Hoisted in the air and surrounded by scaffolding, the object’s two appendages stick out and run down its sides like the long, slender legs of a praying mantis. But this is not a spaceship, or even an oversize insect: It is Patriot, the yacht of a team, American Magic, that hopes to reclaim the America’s Cup, sailing’s most prestigious trophy, for the United States.

And Patriot has a big problem.

On Jan. 17, while American Magic was leading a race against an Italian challenger in the Prada Cup, the series that determines who will challenge Team New Zealand for the America’s Cup in March, Patriot capsized in dramatic fashion — effectively pulling a wheelie as it rode out of the water and then rolling over on its left side.

The accident tore a hole in Patriot’s hull, sent crew members scrambling to cut teammates out of their safety harnesses and left its entire syndicate preparing to watch the multimillion-dollar boat sink into the waters of New Zealand’s Hauraki Gulf.

The boat crashed down on its left side, gashing the hull. None of the 11 crew members were injured, but the damage — discovered after a chase boat scooped a piece of Patriot’s carbon hull out of the water — was substantial.

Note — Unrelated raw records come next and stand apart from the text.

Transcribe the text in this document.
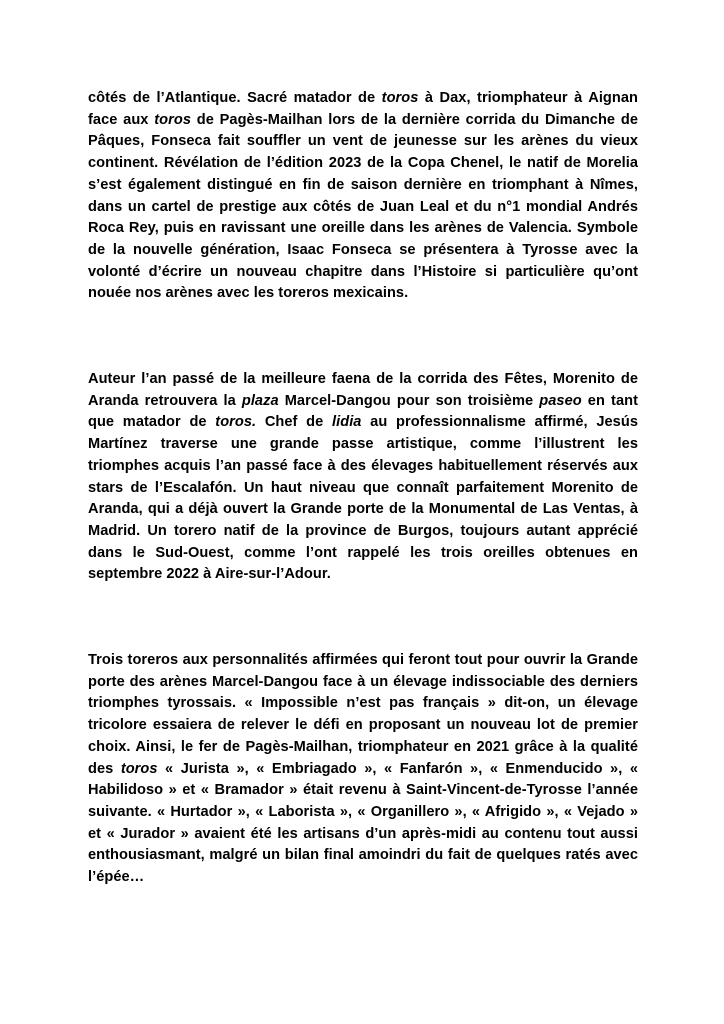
côtés de l’Atlantique. Sacré matador de toros à Dax, triomphateur à Aignan face aux toros de Pagès-Mailhan lors de la dernière corrida du Dimanche de Pâques, Fonseca fait souffler un vent de jeunesse sur les arènes du vieux continent. Révélation de l’édition 2023 de la Copa Chenel, le natif de Morelia s’est également distingué en fin de saison dernière en triomphant à Nîmes, dans un cartel de prestige aux côtés de Juan Leal et du n°1 mondial Andrés Roca Rey, puis en ravissant une oreille dans les arènes de Valencia. Symbole de la nouvelle génération, Isaac Fonseca se présentera à Tyrosse avec la volonté d’écrire un nouveau chapitre dans l’Histoire si particulière qu’ont nouée nos arènes avec les toreros mexicains.

Auteur l’an passé de la meilleure faena de la corrida des Fêtes, Morenito de Aranda retrouvera la plaza Marcel-Dangou pour son troisième paseo en tant que matador de toros. Chef de lidia au professionnalisme affirmé, Jesús Martínez traverse une grande passe artistique, comme l’illustrent les triomphes acquis l’an passé face à des élevages habituellement réservés aux stars de l’Escalafón. Un haut niveau que connaît parfaitement Morenito de Aranda, qui a déjà ouvert la Grande porte de la Monumental de Las Ventas, à Madrid. Un torero natif de la province de Burgos, toujours autant apprécié dans le Sud-Ouest, comme l’ont rappelé les trois oreilles obtenues en septembre 2022 à Aire-sur-l’Adour.

Trois toreros aux personnalités affirmées qui feront tout pour ouvrir la Grande porte des arènes Marcel-Dangou face à un élevage indissociable des derniers triomphes tyrossais. « Impossible n’est pas français » dit-on, un élevage tricolore essaiera de relever le défi en proposant un nouveau lot de premier choix. Ainsi, le fer de Pagès-Mailhan, triomphateur en 2021 grâce à la qualité des toros « Jurista », « Embriagado », « Fanfarón », « Enmenducido », « Habilidoso » et « Bramador » était revenu à Saint-Vincent-de-Tyrosse l’année suivante. « Hurtador », « Laborista », « Organillero », « Afrigido », « Vejado » et « Jurador » avaient été les artisans d’un après-midi au contenu tout aussi enthousiasmant, malgré un bilan final amoindri du fait de quelques ratés avec l’épée…
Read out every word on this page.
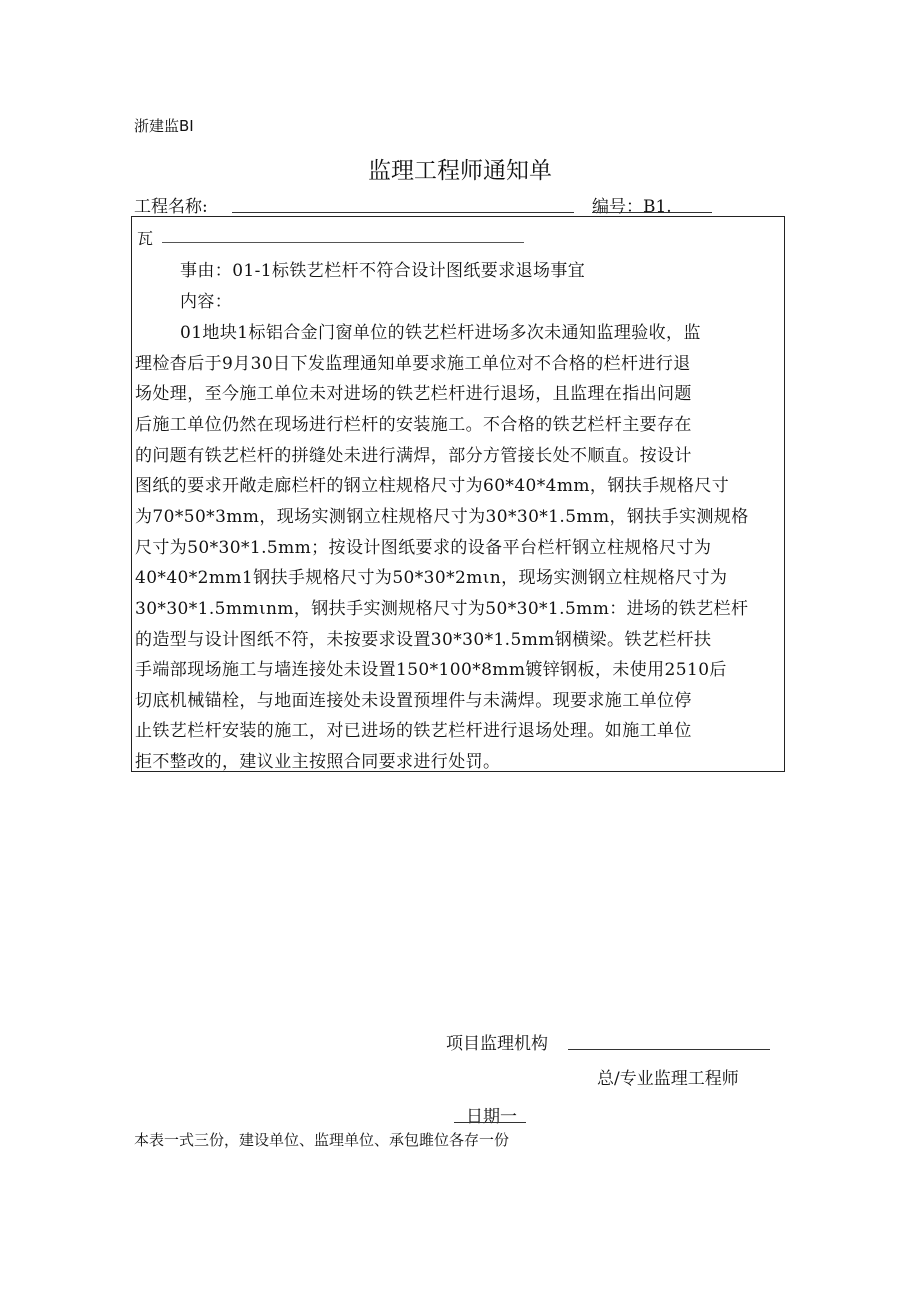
浙建监BI
监理工程师通知单
工程名称:	编号：B1.
瓦
事由：01-1标铁艺栏杆不符合设计图纸要求退场事宜
内容：
01地块1标铝合金门窗单位的铁艺栏杆进场多次未通知监理验收，监
理检杳后于9月30日下发监理通知单要求施工单位对不合格的栏杆进行退
场处理，至今施工单位未对进场的铁艺栏杆进行退场，且监理在指出问题
后施工单位仍然在现场进行栏杆的安装施工。不合格的铁艺栏杆主要存在
的问题有铁艺栏杆的拼缝处未进行满焊，部分方管接长处不顺直。按设计
图纸的要求开敞走廊栏杆的钢立柱规格尺寸为60*40*4mm，钢扶手规格尺寸
为70*50*3mm，现场实测钢立柱规格尺寸为30*30*1.5mm，钢扶手实测规格
尺寸为50*30*1.5mm；按设计图纸要求的设备平台栏杆钢立柱规格尺寸为
40*40*2mm1钢扶手规格尺寸为50*30*2mιn，现场实测钢立柱规格尺寸为
30*30*1.5mmιnm，钢扶手实测规格尺寸为50*30*1.5mm：进场的铁艺栏杆
的造型与设计图纸不符，未按要求设置30*30*1.5mm钢横梁。铁艺栏杆扶
手端部现场施工与墙连接处未设置150*100*8mm镀锌钢板，未使用2510后
切底机械锚栓，与地面连接处未设置预埋件与未满焊。现要求施工单位停
止铁艺栏杆安装的施工，对已进场的铁艺栏杆进行退场处理。如施工单位
拒不整改的，建议业主按照合同要求进行处罚。
项目监理机构
总/专业监理工程师
日期一
本表一式三份，建设单位、监理单位、承包雎位各存一份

“It was a very extreme circumstance that no one can ever really be prepared for, that big a hole in the boat,” said Casey Smith, who oversees Patriot’s hydraulic system.

Flotation devices were used to keep the boat from sinking as it filled with water. Plans were discussed, revised, discarded. Nothing worked, Smith said, until a police officer “came out of nowhere” with a 40-foot-long rectangle raft that the crew wrapped around Patriot’s hull and inflated.

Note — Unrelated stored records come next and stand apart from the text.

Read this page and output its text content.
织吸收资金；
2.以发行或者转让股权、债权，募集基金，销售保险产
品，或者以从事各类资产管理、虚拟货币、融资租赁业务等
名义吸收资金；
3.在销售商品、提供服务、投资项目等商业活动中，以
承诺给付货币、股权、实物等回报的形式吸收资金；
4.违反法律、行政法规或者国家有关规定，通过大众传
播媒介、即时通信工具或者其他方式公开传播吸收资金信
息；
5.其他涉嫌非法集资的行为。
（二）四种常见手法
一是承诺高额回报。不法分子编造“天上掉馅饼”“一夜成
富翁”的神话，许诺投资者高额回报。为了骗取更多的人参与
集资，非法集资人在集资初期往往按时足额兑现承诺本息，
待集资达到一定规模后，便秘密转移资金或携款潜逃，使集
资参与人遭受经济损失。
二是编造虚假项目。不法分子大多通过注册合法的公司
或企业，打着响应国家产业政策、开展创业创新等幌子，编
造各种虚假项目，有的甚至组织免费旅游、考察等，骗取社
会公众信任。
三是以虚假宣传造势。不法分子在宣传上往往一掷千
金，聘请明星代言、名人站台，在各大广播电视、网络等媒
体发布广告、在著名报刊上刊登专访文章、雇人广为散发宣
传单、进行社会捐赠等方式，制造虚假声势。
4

“That was the first time I thought, ‘OK, we’re actually going to save this thing,’” Smith said.

To understand the job that lay ahead for American Magic once it was saved, it helps to first understand the boat. The class of boats that race in the America’s Cup, AC75, is a new model that each entry was required to build and race in this year’s competition. The boats don’t just sail, they fly — provided they can reach speeds over 15 knots. Once a yacht’s hull rises out of the water, all that touches the surface are the boat’s two hydrofoils — those mechanical, praying mantis-like legs — and an equally thin rudder.

Even the terminology used around the boats has changed, to phrases more commonly associated with flying. “The pitch, nose up, nose down — they use exactly the same terminology in sailing now,” said Mark Orams, a professor of sport and recreation at the Auckland University of Technology. There is also now a crew position called a flight controller, responsible for stabilizing the boat while it is out of the water.

“You can go really, really fast,” Orams said of the new generation of racing yachts, “but you are going to be at a high risk of crashing.”

While an AC75 won’t go anywhere unless there is wind, all of its instruments and functions, like moving the hydrofoils in and out of the water, need power. Hydraulic power that moves or trims the sails comes from about eight crew members called grinders, who furiously pump hand-turned levers during the race. A lithium battery powers everything else.

That power system, along with other major controls, was destroyed by saltwater when Patriot capsized. The team had spares for all of the major components, and it harvested pieces from Defiance, the prototype for Patriot, to make some repairs. The team had to improvise with many yards of connecting cables, said Sean Healey, who worked on Patriot’s electronic rebuild.

Out on Auckland’s Waitemata Harbour, Patriot got a tow for a running start to get the boat up on its hydrofoils, standard for a low-wind practice day. Soon, the rope fell away and Patriot was flying on its own. The yacht teetered in the air on one foil, then both, and then the other as it wove through the water, hitting over 30 knots.

“She picked up right where she left off — going fast,” Hutchinson said.